Do your error/coefficients match the scikit model?

In [None]:
#1. Calculate w for the Boston housing prices using the general solution for linear regression provided above
#2. Predict on test data and plot the true vs predicted prices  

# Variables: Xtrain, Xtest, ytrain, ytest
# Hint: np.linalg.pinv


In [None]:
print(y_model.shape, Xtest.shape, w.shape)
mse = mean_squared_error(ytest, y_model)
print("*** MSE: ", mse)

#compare labels
plt.scatter(ytest, y_model)
plt.xlabel("Truth")
plt.ylabel("Predicted")
plt.title("Boston Housing True vs Predicted prices")

## Solution

In [None]:
#To see a solution, load or open the following file:
%load ML_lr_3.py


## Discussion: Intercept

We set fit_intercept to false for the multi-feature implementation. 
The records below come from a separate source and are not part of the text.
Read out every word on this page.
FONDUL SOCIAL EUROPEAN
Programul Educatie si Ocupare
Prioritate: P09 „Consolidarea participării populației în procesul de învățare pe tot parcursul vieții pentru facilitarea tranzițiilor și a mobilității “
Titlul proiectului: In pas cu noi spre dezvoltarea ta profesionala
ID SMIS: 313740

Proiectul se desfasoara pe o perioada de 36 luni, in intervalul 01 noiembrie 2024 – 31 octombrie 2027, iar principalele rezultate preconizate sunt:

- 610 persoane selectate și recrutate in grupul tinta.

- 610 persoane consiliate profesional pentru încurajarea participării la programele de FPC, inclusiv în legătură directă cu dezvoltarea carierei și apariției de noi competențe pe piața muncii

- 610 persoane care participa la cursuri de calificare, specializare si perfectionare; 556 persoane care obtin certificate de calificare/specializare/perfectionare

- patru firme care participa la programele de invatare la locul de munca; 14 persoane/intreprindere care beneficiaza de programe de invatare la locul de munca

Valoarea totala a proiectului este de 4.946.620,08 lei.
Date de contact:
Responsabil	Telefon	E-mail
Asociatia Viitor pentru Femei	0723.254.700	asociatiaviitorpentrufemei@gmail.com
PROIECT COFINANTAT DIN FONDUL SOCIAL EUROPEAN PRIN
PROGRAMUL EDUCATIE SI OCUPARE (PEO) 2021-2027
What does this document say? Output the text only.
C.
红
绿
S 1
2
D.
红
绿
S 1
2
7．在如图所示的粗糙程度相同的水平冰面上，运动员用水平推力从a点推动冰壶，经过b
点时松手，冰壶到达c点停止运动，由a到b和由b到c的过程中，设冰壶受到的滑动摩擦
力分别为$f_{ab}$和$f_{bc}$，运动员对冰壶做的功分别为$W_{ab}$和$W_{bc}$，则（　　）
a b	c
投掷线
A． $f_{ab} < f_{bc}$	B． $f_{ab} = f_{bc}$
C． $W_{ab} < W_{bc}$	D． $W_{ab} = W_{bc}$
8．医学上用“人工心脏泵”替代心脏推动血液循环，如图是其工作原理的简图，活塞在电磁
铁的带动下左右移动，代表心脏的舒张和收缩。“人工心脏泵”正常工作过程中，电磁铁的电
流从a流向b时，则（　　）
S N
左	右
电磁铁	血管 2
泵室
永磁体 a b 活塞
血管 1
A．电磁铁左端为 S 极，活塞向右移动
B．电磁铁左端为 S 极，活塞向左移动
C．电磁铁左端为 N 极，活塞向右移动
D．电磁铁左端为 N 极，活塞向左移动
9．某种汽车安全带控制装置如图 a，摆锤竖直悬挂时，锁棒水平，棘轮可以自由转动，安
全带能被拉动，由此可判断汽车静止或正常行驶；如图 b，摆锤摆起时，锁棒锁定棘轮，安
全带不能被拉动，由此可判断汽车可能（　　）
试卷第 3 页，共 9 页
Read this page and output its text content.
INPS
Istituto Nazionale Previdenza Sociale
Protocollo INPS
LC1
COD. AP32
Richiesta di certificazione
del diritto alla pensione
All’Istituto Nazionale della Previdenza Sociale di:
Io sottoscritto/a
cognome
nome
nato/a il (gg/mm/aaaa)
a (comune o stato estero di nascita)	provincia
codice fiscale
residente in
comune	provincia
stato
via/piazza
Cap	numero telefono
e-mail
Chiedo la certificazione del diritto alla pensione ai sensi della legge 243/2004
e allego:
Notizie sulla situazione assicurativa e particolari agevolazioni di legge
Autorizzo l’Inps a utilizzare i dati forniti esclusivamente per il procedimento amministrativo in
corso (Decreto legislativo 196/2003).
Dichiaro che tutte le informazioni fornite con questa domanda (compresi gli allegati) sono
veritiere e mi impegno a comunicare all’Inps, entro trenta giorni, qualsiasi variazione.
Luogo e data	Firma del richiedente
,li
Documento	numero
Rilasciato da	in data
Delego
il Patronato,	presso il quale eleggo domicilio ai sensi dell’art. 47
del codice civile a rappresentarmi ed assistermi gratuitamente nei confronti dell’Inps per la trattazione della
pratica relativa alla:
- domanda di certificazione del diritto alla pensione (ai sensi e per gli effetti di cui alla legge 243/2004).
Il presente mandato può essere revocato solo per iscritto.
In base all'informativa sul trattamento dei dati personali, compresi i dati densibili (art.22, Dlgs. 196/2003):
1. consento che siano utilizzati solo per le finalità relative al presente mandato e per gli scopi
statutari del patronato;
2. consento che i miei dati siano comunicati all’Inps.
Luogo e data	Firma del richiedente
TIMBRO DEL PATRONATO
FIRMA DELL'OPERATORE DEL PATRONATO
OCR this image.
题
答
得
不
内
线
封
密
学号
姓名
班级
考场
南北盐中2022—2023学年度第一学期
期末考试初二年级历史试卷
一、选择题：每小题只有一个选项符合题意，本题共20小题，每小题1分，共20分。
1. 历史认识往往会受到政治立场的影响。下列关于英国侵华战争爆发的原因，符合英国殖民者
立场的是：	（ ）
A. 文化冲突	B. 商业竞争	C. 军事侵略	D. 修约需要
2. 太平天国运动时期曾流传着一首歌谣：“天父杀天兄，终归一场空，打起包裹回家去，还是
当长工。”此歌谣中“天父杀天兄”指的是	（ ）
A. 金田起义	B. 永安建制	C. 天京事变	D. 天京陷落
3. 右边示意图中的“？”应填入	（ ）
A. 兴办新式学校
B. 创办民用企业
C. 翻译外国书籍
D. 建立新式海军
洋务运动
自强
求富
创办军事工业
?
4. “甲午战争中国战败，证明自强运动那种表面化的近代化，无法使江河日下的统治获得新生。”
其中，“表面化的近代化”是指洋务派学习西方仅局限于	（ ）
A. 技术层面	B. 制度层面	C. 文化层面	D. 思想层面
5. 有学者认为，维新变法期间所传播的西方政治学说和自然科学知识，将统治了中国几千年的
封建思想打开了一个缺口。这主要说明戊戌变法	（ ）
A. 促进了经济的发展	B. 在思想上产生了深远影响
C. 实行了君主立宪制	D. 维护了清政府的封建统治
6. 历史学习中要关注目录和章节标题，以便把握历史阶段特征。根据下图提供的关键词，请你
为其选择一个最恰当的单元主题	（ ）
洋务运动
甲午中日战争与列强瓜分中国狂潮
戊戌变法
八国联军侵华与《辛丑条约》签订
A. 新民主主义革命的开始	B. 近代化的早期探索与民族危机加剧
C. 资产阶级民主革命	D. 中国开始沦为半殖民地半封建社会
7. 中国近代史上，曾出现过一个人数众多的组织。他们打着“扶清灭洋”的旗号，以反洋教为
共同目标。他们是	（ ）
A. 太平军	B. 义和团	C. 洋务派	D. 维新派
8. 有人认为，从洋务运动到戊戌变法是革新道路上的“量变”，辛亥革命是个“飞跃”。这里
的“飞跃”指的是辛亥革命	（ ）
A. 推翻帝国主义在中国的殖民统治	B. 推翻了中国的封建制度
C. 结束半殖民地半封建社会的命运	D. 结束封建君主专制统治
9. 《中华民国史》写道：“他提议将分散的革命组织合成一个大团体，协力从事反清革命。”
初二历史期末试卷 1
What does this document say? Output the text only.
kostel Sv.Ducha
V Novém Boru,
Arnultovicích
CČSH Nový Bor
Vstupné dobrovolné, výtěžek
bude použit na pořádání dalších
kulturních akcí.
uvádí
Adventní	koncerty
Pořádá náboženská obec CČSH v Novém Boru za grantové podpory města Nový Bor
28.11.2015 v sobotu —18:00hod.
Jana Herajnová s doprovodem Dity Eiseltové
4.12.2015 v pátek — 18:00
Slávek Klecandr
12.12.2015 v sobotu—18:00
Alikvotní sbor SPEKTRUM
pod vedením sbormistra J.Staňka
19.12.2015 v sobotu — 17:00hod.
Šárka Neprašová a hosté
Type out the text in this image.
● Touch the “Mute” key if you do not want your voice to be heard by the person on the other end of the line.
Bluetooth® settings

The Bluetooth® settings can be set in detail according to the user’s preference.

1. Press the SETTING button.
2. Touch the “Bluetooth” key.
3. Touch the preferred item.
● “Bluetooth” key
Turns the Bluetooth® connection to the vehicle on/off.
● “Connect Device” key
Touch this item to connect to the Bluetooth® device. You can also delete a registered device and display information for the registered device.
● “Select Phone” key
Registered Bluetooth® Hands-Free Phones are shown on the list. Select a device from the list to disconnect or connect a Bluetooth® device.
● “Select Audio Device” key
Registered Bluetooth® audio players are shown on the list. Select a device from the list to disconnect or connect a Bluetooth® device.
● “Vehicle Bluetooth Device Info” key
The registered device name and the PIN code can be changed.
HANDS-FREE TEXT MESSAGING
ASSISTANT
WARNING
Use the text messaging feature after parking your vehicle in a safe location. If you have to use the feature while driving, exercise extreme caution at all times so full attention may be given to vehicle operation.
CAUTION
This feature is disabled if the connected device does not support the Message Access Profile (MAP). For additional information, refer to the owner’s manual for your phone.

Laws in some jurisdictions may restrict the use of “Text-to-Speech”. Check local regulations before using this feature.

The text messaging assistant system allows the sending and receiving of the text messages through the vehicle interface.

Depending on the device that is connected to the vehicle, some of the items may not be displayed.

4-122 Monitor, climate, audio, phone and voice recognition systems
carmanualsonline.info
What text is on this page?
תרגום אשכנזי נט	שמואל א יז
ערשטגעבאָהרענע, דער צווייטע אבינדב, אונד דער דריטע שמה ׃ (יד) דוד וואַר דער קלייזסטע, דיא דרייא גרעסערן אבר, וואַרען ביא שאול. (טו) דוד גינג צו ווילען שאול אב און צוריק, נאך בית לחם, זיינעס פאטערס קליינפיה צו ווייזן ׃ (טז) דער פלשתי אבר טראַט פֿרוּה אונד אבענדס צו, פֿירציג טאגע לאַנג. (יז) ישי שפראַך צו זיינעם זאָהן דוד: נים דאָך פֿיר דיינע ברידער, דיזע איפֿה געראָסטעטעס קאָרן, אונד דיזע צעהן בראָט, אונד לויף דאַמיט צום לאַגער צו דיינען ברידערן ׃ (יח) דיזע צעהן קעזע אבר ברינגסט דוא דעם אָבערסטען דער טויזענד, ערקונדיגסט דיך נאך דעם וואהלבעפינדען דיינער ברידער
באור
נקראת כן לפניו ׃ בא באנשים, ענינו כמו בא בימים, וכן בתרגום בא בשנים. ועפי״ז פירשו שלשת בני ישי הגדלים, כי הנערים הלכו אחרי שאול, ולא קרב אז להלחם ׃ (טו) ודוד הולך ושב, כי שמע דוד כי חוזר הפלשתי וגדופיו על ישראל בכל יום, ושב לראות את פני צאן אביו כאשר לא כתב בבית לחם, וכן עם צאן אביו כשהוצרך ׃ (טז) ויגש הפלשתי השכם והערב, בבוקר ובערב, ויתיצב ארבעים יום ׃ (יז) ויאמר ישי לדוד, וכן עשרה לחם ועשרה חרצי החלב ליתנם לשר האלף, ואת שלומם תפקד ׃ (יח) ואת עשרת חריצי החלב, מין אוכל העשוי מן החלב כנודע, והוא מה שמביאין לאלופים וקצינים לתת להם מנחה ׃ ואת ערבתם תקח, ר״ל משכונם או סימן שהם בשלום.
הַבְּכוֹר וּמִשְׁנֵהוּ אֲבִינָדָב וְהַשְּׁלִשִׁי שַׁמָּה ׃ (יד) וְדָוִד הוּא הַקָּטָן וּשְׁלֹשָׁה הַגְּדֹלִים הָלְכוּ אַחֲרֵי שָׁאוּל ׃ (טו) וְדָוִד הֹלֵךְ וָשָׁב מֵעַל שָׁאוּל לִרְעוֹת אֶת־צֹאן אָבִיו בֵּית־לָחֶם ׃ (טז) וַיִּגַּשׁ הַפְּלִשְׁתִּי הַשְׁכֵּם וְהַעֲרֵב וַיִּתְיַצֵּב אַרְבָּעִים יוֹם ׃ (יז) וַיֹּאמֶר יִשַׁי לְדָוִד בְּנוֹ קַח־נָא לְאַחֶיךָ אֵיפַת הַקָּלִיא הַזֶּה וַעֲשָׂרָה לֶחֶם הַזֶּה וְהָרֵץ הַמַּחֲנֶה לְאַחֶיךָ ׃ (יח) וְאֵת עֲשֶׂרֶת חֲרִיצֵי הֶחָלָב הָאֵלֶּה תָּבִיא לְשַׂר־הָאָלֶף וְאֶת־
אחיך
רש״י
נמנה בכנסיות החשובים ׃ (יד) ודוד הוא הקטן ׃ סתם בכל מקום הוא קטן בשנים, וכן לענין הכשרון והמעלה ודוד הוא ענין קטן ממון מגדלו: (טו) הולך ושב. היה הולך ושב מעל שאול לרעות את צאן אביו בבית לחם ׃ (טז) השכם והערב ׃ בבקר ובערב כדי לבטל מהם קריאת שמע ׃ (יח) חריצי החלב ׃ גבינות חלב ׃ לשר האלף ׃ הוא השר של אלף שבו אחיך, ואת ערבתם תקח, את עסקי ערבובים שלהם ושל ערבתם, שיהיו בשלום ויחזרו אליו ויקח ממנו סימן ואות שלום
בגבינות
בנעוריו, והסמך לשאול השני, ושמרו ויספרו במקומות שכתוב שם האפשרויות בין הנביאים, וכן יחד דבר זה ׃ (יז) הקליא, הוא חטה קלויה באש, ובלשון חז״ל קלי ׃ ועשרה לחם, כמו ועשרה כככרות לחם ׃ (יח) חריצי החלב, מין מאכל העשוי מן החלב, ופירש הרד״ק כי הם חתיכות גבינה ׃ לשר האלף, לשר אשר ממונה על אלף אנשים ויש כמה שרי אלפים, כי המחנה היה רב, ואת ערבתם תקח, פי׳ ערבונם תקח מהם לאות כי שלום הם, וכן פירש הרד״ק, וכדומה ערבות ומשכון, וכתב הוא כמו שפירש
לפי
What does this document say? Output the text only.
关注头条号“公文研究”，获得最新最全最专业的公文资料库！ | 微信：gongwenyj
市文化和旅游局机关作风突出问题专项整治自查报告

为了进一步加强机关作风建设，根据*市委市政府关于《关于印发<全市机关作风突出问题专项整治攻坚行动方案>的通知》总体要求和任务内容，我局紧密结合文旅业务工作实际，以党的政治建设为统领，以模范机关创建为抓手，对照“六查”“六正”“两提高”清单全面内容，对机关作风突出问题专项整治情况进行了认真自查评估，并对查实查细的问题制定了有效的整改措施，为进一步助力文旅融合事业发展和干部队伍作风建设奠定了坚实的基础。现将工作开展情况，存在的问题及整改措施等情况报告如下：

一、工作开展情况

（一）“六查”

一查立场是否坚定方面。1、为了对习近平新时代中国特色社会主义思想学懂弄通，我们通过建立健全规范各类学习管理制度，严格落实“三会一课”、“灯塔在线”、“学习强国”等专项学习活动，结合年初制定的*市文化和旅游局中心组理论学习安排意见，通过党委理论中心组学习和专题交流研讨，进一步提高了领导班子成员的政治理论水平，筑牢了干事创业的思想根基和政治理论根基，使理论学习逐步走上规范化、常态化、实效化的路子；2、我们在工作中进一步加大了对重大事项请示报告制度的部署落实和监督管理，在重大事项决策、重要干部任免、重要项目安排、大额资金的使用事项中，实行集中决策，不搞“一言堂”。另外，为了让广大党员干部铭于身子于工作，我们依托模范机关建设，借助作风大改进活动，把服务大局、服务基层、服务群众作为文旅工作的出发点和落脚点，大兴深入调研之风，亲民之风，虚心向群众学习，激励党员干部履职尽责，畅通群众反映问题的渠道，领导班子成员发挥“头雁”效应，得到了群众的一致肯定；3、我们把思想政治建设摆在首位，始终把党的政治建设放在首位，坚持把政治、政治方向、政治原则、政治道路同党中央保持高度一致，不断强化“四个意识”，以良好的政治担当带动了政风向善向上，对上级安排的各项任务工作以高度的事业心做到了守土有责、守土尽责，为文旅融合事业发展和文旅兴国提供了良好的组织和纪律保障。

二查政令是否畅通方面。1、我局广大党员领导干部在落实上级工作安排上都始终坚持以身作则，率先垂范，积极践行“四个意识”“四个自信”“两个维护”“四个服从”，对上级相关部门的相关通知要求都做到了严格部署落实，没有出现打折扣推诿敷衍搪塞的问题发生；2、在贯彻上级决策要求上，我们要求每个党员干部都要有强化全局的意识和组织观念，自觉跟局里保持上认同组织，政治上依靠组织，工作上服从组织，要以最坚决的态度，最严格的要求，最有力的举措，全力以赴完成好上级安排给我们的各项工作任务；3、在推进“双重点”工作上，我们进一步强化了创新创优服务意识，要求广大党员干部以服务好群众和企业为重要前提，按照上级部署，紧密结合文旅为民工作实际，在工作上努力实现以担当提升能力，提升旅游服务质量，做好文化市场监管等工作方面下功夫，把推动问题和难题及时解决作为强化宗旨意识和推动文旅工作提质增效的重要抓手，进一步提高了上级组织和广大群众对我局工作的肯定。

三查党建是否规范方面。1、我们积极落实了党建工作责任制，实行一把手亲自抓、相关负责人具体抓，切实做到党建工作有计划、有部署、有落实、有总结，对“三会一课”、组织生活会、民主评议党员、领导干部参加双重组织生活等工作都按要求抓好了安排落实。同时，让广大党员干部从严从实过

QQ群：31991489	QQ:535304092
How can we include it in our calculations? 

### Hint

Our cost function is

$J(w,b) = \sum_{i=0}^n (y_i - wx_i - b)^2$

where

$\begin{align}
h(x) &= \sum_{i=1}^n wx_i + b \\
&=  b+w_1x_1 + w_2x_2 + \ldots + w_mx_m 
\end{align}$

## Summary 

We have discussed:

- hypothesis function for linear regression: $h(x) = \sum_{i=0}^m w_i x_i + b$
- cost function design, $J(w)= \frac{1}{n}\left\Vert Xw - y  \right\Vert^2 $
    - minimize the cost function using partial derivatives
- linear regression implementation

### Next time

Most ML/AI algorithms rely on computing the cost function, $J(u)$ and its gradient, $\nabla_uJ(u)$ for any possible $u$.

 -  the gradient points us in the direction of the steepest increase. 

Next, we will discuss how we can use **gradient descent algorithm to minimize differentiable cost funtions**.